Apakah perintah yang dimaksud itu? ‘Penekno blimbing kuwi’, artinya panjatlah pohon belimbing itu. Karena kata tersebut menegaskan sebuah perintah, maka yang diperintah adalah seorang bawahan, yang kedudukannya lebih rendah dari yang memerintah. Makanya disebut kata ‘cah’ (nak, anak-anak). Kesannya adalah orang tua memerintahkan anaknya untuk memanjat pohon belimbing.
Kok pohon belimbing dan anak gembala? Maksudnya adalah, cah angon itu seorang anak gembala yang berarti manusia. Yang digembalakan adalah nafsunya dari hal-hal keduniawian. Sebab, nafsu itu bila tidak digembalakan (diarahkan) maka si gembala dapat terjerumus kedalam lubang yang berbahaya. Dirinya bisa melakukan perbuatan maksiat dengan bebas, karena tidak ada yang di-angon (gembalakan).
Lalu apa yang digembalakan? Itulah nafsunya tadi. Lunyu-lunyu penekno, kanggo mbasuh dodot iro. Kendati licin, tetap harus dipanjat, demi membersihkan ‘pakaian batin’ yang kotor. Maksudnya, walaupun perintah itu sulit dilalui, namun ia harus tetap melewati dengan melaksanakannya, demi sebuah cita-cita yang luhur dan mulia.
Mengapa pula Sunan Kalijaga memakai kata ‘Blimbing’ dalam tembangnya ini? Tentu maksudnya adalah rukun Islam harus ditegakkan. Buah belimbing memiliki lima sisi, yang masing-masing sisi itu dimaknai dengan syahadat, shalat, zakat, puasa, dan haji (bila mampu).
Maksud dari syair ini adalah setiap muslim hendaknya melakukan taubat yang sesungguhnya, mau memperbaiki kesalahannya sebagai bekal kehidupan di akhirat kelak.
Dalam bahasa Jawa, Dodot adalah ”ageman’ (pakaian) dalam menggambarkan agama atau kepercayaan yang dianut. Sedangkan kata Kimitir bedah ing pinggir’ artinya banyaknya robekan-robekan pada bagian tepi pakaian itu, hendaknya segera dijahit. Sebab, pakaian yang cacat dan rusak itu tentunya tidak pantas lagi untuk dipakai. Agar pantas digunakan lagi, maka perbaikilah.
Itulah makna dari Dondomana Jlumatana artinya, jahirlah bagian yang robek itu. Begitulah halnya dengan kepercayaan kita yang telah rusak, hendaknya kita bertobat dan mau memperbaiki kesalahan tersebut serta tidak mengulanginya lagi.
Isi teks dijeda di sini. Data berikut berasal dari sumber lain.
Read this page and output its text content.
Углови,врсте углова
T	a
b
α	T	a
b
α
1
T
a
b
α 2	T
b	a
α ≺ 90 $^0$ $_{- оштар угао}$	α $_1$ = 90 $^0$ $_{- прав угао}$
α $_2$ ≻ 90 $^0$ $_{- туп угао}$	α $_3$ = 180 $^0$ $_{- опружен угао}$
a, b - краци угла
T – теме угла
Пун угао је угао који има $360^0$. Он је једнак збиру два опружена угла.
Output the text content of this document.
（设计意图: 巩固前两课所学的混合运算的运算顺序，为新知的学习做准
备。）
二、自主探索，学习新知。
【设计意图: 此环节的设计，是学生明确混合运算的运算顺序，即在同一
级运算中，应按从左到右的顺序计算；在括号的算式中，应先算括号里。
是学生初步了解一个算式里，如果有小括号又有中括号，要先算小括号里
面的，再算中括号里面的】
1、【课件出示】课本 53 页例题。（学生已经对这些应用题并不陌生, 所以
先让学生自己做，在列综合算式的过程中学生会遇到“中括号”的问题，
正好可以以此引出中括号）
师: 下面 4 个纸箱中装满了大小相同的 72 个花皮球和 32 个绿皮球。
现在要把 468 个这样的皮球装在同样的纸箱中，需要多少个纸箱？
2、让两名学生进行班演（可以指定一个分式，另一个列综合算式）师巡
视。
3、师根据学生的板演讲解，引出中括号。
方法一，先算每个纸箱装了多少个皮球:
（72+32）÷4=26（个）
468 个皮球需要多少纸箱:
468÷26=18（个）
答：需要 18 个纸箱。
Itulah yang dinamakan dengan taubat nasuha (taubat yang sesungguhnya).
Dengan demikian, segala perbuatan yang sudah kita perbaiki tujuannya adalah sebagai bekal kita di kehidupan akhirat kelak. Disinilah makna dari Kanggo seba mengko sore. Perjalanan manusia selama di dunia ini hanyalah sebagai persinggahan sementara. Awalnya dia berangkat, kemudian kembali. Pagi dia kerja, sore sudah kembali.
Jadi, perbuatan yang baik seperti shalat, zakat, puasa, haji, sedekah dan lain sebagainya itu, tujuannya adalah sebagai bekal umat Islam untuk di kehidupan akhirat.
Mumpung Padang Rembulane,
Mumpung Jembar kalangane.
Selagi masih ada waktu, bersegeralah memperbaiki diri. Mumpung terang sinar rembulannya, dan mumpung luas waktunya. Sebab, bila sudah malam hari tanpa sinar rembulan, maka orang tak akan dapat melihat apa-apa. Ini dimaksudkan, di saat gelap orang akan sulit membedakan mana yang baik dan mana yang buruk. Acapkali yang baik dijelekkan, dan yang jelek dibagus-baguskan.
Artinya, selagi masih muda, selagi sinar rembulan masih memancar, segeralah berbuat kebaikan, dan melaksanakan kewajiban yang telah diperintahkan. Waktu yang ada, jangan disia-siakan tanpa guna dan berlalu begitu saja tanpa hasil.
Bila semua itu bisa dilaksanakan dengan baik dan sempurna, maka bergembiralah. Yo surak o, sorak hayo. Sebab, segala kewajiban yang dilaksanakan dengan baik dan sempurna, maka kehidupan di akhirat nanti akan mendapatkan balasan yang baik pula. Karena itu, berbahagialah mereka yang mampu melaksanakan segala kewajiban dengan baik, tanpa cacat sedikit.
Demikianlah kiranya, makna terdalam dari tembang syair ‘Ilir-Ilir’ yang disyiarkan oleh Sunan Kalijaga sebagai pedoman bagi setiap muslim untuk mencapai kehidupan akhirat yang lebih baik.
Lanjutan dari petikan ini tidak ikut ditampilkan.